Meyer zieht Bilanz als Präsident des Katholikenkomitees und blickt optimistisch in die Zukunft

"Keine Ersatz-Synode"

"Das Vertrauen wächst wieder." Mit diesen Worten beschreibt der scheidende Präsident des Zentralkomitees der deutschen Katholiken, Hans Joachim Meyer, das Verhältnis zwischen ZdK und Bischofskonferenz nach dem Brockmann-Eklat. Im Interview der Katholischen Nachrichten-Agentur (KNA) verteidigte Meyer am Donnerstag in Bonn zugleich die enge Anbindung des ZdK an die Bischofskonferenz.

 (DR)

KNA: Herr Professor Meyer, ist das Vertrauen zwischen ZdK und Bischofskonferenz nach dem Brockmann-Eklat wieder hergestellt?
Meyer: Das Vertrauen wächst wieder. Klar ist aber geworden, dass es nicht um einen Konflikt zwischen den Bischöfen und dem ZdK ging: Nach meiner Einschätzung wollte eine Minderheit von Bischöfen aus unterschiedlichen Motiven dem ZdK einen Denkzettel verpassen. Das lese ich auch daraus, dass bei der Mehrheit der Bischöfe anschließend eine große Betroffenheit und eine große Bereitschaft herrschte, einen Ausweg zu suchen. Ich bin zuversichtlich, dass wir wieder zu einer belastbaren Vertrauensbasis kommen.
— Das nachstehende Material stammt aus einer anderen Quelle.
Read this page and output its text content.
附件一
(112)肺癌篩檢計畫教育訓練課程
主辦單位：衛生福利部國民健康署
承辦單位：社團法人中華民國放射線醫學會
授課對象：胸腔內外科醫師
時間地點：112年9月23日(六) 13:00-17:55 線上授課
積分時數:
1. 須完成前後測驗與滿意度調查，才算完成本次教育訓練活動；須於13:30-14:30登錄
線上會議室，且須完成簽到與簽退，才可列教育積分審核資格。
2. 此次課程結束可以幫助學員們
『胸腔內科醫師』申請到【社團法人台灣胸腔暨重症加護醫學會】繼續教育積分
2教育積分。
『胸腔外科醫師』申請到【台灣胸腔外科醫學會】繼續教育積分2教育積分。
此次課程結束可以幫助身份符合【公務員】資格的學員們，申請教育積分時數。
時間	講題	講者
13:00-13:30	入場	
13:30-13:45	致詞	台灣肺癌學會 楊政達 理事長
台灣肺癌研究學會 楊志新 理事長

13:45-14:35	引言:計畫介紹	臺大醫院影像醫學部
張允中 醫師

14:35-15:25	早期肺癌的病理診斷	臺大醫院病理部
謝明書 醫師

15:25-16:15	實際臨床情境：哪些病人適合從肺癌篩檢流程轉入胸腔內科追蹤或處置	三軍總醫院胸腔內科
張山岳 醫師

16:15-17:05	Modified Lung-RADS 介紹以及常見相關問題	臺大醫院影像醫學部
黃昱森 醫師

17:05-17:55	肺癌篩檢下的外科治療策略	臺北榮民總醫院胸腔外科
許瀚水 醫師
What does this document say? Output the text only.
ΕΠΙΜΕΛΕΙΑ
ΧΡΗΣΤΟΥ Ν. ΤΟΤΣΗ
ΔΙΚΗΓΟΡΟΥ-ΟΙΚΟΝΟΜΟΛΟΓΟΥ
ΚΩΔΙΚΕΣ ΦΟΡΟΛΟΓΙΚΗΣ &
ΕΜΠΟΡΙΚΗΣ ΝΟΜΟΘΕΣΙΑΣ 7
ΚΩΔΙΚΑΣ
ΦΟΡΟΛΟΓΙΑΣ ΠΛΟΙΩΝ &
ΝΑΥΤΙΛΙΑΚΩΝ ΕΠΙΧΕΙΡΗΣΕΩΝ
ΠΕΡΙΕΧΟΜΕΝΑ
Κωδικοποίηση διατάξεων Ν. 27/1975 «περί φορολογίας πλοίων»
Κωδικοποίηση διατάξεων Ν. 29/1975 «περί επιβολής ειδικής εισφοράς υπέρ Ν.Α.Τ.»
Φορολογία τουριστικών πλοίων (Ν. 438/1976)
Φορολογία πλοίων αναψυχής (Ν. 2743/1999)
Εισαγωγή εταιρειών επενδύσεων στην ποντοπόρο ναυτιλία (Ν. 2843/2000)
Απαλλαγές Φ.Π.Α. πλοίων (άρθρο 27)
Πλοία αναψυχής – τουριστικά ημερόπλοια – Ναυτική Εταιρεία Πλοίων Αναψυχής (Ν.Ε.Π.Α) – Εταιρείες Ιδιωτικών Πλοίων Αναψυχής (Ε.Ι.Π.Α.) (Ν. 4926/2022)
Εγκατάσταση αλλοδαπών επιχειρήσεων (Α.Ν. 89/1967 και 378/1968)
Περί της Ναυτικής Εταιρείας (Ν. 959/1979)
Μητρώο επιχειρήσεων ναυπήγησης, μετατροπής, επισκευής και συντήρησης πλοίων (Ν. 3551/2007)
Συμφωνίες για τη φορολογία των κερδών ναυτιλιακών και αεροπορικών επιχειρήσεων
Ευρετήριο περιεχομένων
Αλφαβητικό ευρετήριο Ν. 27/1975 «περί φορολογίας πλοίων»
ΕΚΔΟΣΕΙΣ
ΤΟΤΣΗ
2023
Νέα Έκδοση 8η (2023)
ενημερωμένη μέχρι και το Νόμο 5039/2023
KNA: Muss das Verfahren geändert werden, mit dem die Bischofskonferenz der Wahl eines ZdK-Präsidenten zustimmt?
Meyer: Ich warne davor, am Verfahren etwas zu ändern. Wenn das ZdK Teil der verfassten Kirche ist, dann sind auch solche Abstimmungsverfahren und eine Einbindung in die Strukturen der Bischofskonferenz nötig. Zudem ist es für jeden ZdK-Präsidenten sehr hilfreich, wenn er das Vertrauen der Bischofskonferenz hat. Das kann dann, wie im Frühjahr geschehen, auch mal zu schmerzlichen Erfahrungen führen. Zugleich haben sich aber jene Kreise, die versucht haben, das ZdK zu zerstören, keinen Gefallen getan. Sie haben damit nur ihre Randposition demonstriert.

KNA: Kardinal Lehmann hat den Konflikt auch darauf zurückgeführt, dass manche, gerade jüngere Bischöfe, mit dem ZdK nicht mehr viel anfangen können...
Meyer: Wir nehmen diesen Hinweis sehr ernst und werden uns darum bemühen, die Kontakte zu den Bischöfen zu verbessern. Aber ich glaube nicht, dass das ein Generationenproblem ist. Der Trierer Bischof Stephan Ackermann beispielsweise ist mit 46 Jahren einer der jüngsten - und wir arbeiten mit ihm unter anderem bei Justitia et Pax sehr gut zusammen.

KNA: Ist dem ZdK mit dem Forum der Deutschen Katholiken eine ernsthafte Konkurrenz erwachsen? An deren Kongress «Freude am Glauben» nehmen zahlreiche Bischöfe teil...
Meyer: Es gibt den ein oder anderen Bischof, der das Gefühl hat, dass sich dort die Katholiken treffen, die der Kirche die richtige Wertschätzung erweisen. Andererseits haben wir bislang bei jedem Katholikentag die breite Unterstützung der Bischöfe erfahren. Ich glaube nicht, dass es eine solche Konkurrenz gibt.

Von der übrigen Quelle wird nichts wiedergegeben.